ROLE-PLAYING AND GENDER-BENDING youths—artists and others—populate Morrisroe’s photographs: 20-somethings getting naked, donning high heels and wigs, trying on identities. This is the culturally specific world of Boston in the late ’70s and early ’80s, when high punk ruled and Morrisroe and his friends from the School of the Museum of Fine Arts (where he got a scholarship) were cutting up, living on the edge and documenting each other’s every move. Among them were Hearn, Nan Goldin, David Armstrong, Philip-Lorca diCorcia, and Doug and Mike Starn, who with Morrisroe and others were dubbed the “Boston School” of photography in a show at the city’s Institute of Contemporary Art in 1995.
Morrisroe, by all reports, was the most out-there and diabolically ambitious of them all. “If Mark didn’t have art he would have been a serial killer,” remarked his friend Pia Howard, one of many choice quotes printed large on the wall at the entrance to the Winterthur show. Indeed, as we read in Gruber’s biographical essay, Morrisroe’s mother was a severely depressed alcoholic, and his father was absent. The artist often claimed that his father was Albert De Salvo, the Boston Strangler (who was in fact his mother’s landlord and lived nearby). As a precocious teenager who changed high schools and left home early, Morrisroe styled himself “Mark Dirt” and worked as a hustler in order to raise enough money to get his own apartment; he also found time to graduate from high school. At the age of 17, he was shot in the spine by one of hisclients; after several weeks in the hospital, he willed himself to walk again, though with a noticeable limp.
Morrisroe’s enterprising adolescence comes to life in the typed originals of the fanzine Dirt that he and a friend, Lynelle White, produced in 1975-76. They distributed the ’zine in Xeroxed and hand-colored editions of between 20 and 30 in Boston nightclubs. The hilarious faux-celebrity reports in Dirt show Morrisroe reveling in self-invented stardom, emulating the prevailing American masters of the genre—Andy Warhol, as well as the filmmakers Jack Smith and John Waters—all of whom were heroes for the young artist. Issues of Dirt were exhibited in vitrines at Winterthur, along with ephemera from Morrisroe’s later drag performances with Stephen Tashjian, aka Tabboo!, the most charismatic of Morrisroe’s early cohorts. Together, they appeared as the Clam Twins at clubs like the Pyramid in the East Village.

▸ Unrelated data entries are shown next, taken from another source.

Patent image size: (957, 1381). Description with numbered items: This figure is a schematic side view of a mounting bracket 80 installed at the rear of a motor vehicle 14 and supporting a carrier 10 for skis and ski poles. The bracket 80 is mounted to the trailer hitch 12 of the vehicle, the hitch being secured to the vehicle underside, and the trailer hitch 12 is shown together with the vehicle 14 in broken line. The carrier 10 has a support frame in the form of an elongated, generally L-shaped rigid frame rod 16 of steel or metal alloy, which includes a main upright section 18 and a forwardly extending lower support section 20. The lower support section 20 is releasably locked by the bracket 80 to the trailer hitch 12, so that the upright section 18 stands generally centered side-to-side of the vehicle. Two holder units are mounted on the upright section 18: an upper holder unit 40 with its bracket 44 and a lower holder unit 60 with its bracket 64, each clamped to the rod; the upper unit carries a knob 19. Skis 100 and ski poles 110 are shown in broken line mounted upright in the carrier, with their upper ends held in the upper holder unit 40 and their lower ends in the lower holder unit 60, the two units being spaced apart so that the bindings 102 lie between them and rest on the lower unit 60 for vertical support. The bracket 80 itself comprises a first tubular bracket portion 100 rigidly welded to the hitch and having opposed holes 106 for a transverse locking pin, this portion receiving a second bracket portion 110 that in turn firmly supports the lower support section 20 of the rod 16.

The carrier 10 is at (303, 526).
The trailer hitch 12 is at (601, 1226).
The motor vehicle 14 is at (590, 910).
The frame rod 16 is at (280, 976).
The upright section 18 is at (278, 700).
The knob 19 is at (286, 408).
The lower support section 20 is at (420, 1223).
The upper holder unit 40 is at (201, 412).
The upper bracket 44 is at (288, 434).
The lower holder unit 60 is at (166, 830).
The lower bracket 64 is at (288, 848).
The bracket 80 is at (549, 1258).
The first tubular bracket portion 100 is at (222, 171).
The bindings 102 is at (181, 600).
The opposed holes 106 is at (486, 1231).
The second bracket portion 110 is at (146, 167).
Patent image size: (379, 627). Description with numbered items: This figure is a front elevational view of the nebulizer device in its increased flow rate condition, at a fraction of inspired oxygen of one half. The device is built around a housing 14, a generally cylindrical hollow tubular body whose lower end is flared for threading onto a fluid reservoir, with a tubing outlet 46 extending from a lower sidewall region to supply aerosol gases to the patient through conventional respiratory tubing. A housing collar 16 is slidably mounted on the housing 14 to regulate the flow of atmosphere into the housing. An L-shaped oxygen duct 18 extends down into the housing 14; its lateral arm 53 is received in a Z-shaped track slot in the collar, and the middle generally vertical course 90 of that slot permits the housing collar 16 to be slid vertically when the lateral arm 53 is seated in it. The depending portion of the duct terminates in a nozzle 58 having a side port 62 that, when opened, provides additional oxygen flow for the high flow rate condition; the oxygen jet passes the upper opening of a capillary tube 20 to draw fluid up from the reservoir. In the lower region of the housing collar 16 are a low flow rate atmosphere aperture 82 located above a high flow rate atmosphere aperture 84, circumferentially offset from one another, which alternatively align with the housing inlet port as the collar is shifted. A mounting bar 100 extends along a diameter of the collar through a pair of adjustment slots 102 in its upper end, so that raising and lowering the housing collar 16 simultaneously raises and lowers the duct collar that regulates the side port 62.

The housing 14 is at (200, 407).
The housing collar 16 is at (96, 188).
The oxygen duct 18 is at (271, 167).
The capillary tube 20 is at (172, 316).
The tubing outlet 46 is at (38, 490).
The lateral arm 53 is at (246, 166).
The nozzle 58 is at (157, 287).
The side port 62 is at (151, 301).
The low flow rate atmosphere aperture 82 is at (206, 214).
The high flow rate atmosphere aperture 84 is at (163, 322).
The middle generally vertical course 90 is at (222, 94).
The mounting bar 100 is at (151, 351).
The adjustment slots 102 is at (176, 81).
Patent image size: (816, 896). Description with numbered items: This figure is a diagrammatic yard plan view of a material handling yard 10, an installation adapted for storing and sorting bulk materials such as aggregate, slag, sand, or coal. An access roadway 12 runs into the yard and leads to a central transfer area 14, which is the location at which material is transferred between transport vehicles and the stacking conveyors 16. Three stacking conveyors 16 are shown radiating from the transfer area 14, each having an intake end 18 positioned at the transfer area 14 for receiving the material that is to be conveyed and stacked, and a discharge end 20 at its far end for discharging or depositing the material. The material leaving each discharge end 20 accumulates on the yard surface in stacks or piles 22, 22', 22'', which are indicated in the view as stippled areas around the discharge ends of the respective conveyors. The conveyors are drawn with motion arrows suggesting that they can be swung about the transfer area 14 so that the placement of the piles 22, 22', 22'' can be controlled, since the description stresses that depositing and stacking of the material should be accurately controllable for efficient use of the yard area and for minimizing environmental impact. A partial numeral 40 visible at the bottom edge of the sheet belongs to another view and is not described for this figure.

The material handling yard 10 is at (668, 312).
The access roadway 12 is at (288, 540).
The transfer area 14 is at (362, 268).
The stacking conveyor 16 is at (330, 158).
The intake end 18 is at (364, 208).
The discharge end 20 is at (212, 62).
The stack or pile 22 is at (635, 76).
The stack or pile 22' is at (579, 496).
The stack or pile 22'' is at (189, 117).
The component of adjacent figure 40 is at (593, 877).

Remarkably, the Winterthur exhibition re-created Morrisroe’s first solo exhibition in 1981 at the 11th Hour in Boston, a gallery founded by Mike Carroll and Penelope Place. Here he showed relatively straightforward black-and-white prints in which the dominant influences seem to be Diane Arbus and Robert Mapplethorpe. The most shocking of them is a shot of someone in bondage, his head and body tightly wrapped in plastic and packing tape, and a single breathing tube allowed. Next to this hung a portrait of a wholesome blond boy and cute dog, like something out of “Lassie.” Notable, too, are a shot-from-below portrait of the young Nan Goldin wearing a black bra and a string of pearls, and a close-up of a dead rat, feet in the air.